Phil Nordhus, manager of Principal SmallCap PSLIX, said that for the first time in his 15-year tenure, his largest performance detractor relative to the Russell 2000 Index in 2021's first half was a stock he didn't own: AMC Entertainment. The theater chain that took up 0.02% of the Russell 2000 Index at the end of August 2020 was the benchmark's largest constituent at 0.65% of the index one year later after rising more than 700% during that period. Nordhus didn't own so-called "meme stocks" like AMC and GameStop because he didn't like their fundamentals, but he owned Bed Bath & Beyond BBBY, which also rose during the retail-driven rally. Nordhus trimmed the stock as it rose to keep it at roughly the benchmark's weighting.

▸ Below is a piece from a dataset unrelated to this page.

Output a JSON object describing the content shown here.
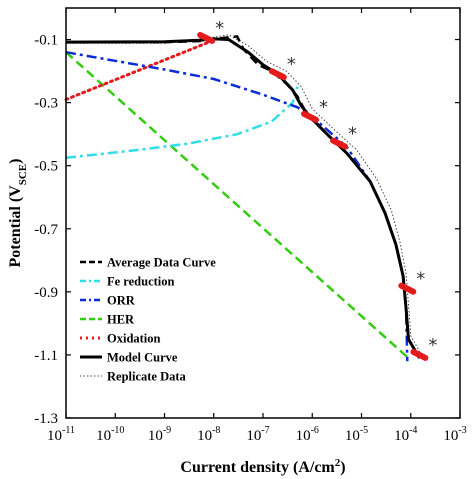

Boston Partners All-Cap Value BPAIX manager Duilio Ramallo says that retail investor activity has increased some stocks' volatility, but it hasn't changed the way he and his team evaluate companies because those price moves have little to do with the companies' fundamentals. Boston Partners managers wouldn't buy AMC or GameStop as long-term holdings, in any case. They don't meet Boston Partners' firmwide investment criteria, which include attractive valuations, sound business fundamentals, and positive business momentum.

Not all managers sat out the meme-stock rally, though. Phil Hart, who manages a quantitatively driven sleeve of VY JPMorgan Small Cap Core Equity VPRSX, said if one stock determined his success or failure of his highly diversified portfolio in a given quarter or year, he would feel like a failure as a risk manager. He and his team bought AMC in 2021's first quarter to reduce the risk of lagging too far behind the benchmark in the Reddit-fueled rally. The position ended up boosting the fund's returns, but Hart doesn't see the retail investor resurgence as a net positive, because it creates an additional layer of risk for his purposes.

Retail investors also left their mark in the commodities markets as the prices of lumber and silver skyrocketed early in the year. Steve Land, manager of Franklin Templeton Gold and Precious Metals FKRCX, said that among precious-metals equities, it is not uncommon for retail investors to pile in and out, exacerbating short-term price swings. Silver, for example, often acts as a higher-risk, higher-return version of gold, and it jumped quicker in the summer of 2020 as investors worried about inflation poured into the metal. IShares Silver Trust SLV rose 53.2% between July 1 and Aug. 31, 2020 compared with the SPDR Gold Shares' GLD 10.6% gain during that time. Land owned some silver-related stocks, but the rally didn't change the way he invests in them; he continues to look for companies with attractive valuations.

It's not clear if recent frenzied retail investor behavior will persist, but it has professional asset managers' attention. Few, though, have changed their processes because of it.